Dans le sillage de la Saison Méditerranée 2026, un programme de résidence croisée franco-tunisienne propose de revisiter un épisode méconnu de l’histoire commune entre la France et la Tunisie.
Intitulé « Résistances et Désobéissances », ce projet invite à penser une œuvre artistique à partir du patrimoine mémoriel lié au passé colonial, en prenant pour point de départ l’incarcération de Habib Bourguiba à la Citadelle de Marseille entre 1939 et 1942.
Portée par la Citadelle, en partenariat avec Institut français, cette résidence s’inscrit dans une dynamique de coopération culturelle réunissant institutions, chercheurs et acteurs de la société civile des deux rives de la Méditerranée. Elle ambitionne de questionner la prison comme espace paradoxal : lieu d’enfermement, mais aussi matrice de résistance, de pensée et de désobéissance.
Face au manque d’archives sur cette période, la résidence propose de croiser patrimoine matériel et recherches universitaires pour reconstituer des fragments d’histoire.

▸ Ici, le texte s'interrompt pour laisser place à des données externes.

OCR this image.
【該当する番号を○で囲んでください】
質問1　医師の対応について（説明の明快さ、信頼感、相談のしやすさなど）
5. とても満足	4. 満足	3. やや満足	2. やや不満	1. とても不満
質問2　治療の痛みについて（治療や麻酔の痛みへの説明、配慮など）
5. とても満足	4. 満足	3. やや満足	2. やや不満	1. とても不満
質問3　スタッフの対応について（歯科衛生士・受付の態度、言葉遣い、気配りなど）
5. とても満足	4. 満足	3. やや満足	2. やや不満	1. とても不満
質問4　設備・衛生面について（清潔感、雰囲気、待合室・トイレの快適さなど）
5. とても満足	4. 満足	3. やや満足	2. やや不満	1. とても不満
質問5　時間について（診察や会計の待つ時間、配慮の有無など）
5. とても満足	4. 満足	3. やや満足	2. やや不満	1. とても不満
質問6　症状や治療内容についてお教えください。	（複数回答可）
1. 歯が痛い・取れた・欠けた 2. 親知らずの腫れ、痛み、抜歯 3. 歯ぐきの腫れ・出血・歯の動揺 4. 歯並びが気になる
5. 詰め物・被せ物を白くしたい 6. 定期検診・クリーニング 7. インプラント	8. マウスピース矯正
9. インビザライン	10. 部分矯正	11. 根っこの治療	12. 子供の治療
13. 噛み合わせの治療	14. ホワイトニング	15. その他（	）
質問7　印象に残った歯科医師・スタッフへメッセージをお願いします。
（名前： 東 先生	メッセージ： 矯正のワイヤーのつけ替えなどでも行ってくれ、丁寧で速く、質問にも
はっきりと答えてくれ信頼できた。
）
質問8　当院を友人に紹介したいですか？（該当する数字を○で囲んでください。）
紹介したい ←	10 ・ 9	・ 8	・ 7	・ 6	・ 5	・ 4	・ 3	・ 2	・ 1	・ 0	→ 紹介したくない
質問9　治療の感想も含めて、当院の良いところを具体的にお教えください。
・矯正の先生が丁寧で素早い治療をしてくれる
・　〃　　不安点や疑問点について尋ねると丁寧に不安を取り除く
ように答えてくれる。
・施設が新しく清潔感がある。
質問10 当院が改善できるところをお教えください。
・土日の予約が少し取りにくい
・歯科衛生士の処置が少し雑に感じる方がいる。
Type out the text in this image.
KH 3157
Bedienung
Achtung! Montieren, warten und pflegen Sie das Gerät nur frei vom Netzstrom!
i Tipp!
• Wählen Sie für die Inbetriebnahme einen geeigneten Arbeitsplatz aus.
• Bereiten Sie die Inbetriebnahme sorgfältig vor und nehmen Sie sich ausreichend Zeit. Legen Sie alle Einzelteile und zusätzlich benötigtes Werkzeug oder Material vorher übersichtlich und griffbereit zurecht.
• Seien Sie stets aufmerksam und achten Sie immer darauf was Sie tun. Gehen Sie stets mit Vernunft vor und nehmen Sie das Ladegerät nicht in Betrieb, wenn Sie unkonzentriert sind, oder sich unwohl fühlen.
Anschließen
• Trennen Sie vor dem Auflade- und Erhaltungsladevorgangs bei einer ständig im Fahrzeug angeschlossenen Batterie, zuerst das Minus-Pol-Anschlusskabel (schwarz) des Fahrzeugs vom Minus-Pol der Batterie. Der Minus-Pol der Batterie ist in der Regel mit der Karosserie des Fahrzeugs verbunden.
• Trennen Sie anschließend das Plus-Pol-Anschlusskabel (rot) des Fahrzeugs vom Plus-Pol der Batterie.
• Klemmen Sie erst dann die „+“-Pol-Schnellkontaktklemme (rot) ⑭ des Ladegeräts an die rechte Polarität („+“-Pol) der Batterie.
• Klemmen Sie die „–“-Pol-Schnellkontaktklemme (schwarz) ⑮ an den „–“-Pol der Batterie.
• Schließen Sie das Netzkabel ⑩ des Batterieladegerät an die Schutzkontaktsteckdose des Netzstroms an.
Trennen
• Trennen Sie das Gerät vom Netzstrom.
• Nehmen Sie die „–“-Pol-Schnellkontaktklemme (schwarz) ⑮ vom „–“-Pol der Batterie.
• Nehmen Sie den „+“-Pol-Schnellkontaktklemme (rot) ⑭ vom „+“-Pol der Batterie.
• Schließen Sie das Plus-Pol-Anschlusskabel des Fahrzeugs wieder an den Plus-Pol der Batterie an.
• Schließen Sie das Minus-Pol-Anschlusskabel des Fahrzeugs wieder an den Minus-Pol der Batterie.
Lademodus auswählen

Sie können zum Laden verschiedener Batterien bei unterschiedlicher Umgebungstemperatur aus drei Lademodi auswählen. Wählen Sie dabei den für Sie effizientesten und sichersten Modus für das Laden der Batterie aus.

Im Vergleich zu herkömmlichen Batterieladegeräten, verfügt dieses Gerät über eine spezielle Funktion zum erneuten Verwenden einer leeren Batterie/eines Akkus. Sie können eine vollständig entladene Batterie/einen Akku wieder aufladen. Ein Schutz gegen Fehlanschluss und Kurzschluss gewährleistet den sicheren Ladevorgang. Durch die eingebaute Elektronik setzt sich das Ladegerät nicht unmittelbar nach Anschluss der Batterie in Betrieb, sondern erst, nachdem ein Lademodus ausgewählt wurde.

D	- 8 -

L’objectif est d’explorer l’archive immatérielle celle des récits, des mémoires et des imaginaires, en mobilisant la création contemporaine comme outil d’enquête.
Le projet réunit notamment l’Institut de recherches et d’études sur les mondes arabes et musulmans, l’Université d’Aix-Marseille, la Fondation Kamel Lazaar, l’association Museum Lab et l’Institut français de Tunis. Ensemble, ces partenaires soutiennent des pratiques artistiques engagées et la production de récits méditerranéens contemporains, avec une attention particulière portée à la création numérique.
Dialogue à deux voix
La résidence rassemble deux artistes aux démarches complémentaires, à savoir, Saber Zammouri et Hugo Mir-Valette.
Saber Zammouri s’intéresse aux relations complexes entre la France et la Tunisie, en particulier aux dynamiques migratoires et à leurs répercussions sociales et politiques. Son travail, nourri d’archives, d’images et de récits intimes, met en lumière des trajectoires individuelles prises entre deux territoires et deux mémoires.
Installé à Marseille, Hugo Mir-Valette développe quant à lui une pratique fondée sur le « deep listening ». À travers films expérimentaux, installations et performances, il explore les contre-récits et les cultures maritimes, en prêtant une attention particulière aux langues et aux phénomènes naturels. Son travail a déjà été présenté dans des institutions majeures telles que la Biblioteca Vasconcelos, le Palais de Tokyo, le Centre Pompidou, le Stedelijk Museum ou encore le Mucem. Il a également signé une composition sonore pour Josèfa Ntjam lors de la Biennale de Venise 2024.
Les œuvres issues de cette résidence seront dévoilées à la Citadelle de Marseille lors de l’inauguration de la Saison Méditerranée en mai 2026, puis resteront visibles jusqu’à l’automne, à l’occasion de l’ouverture de la Biennale des imaginaires numériques. Une restitution est également prévue à Tunis dans le cadre de la huitième édition de la biennale Jaou Tunis.
Au-delà de la création artistique, la Saison Méditerranée qui se déploiera en France du 15 mai au 31 octobre 2026 entend renforcer la circulation des idées, soutenir l’innovation et encourager les coopérations régionales.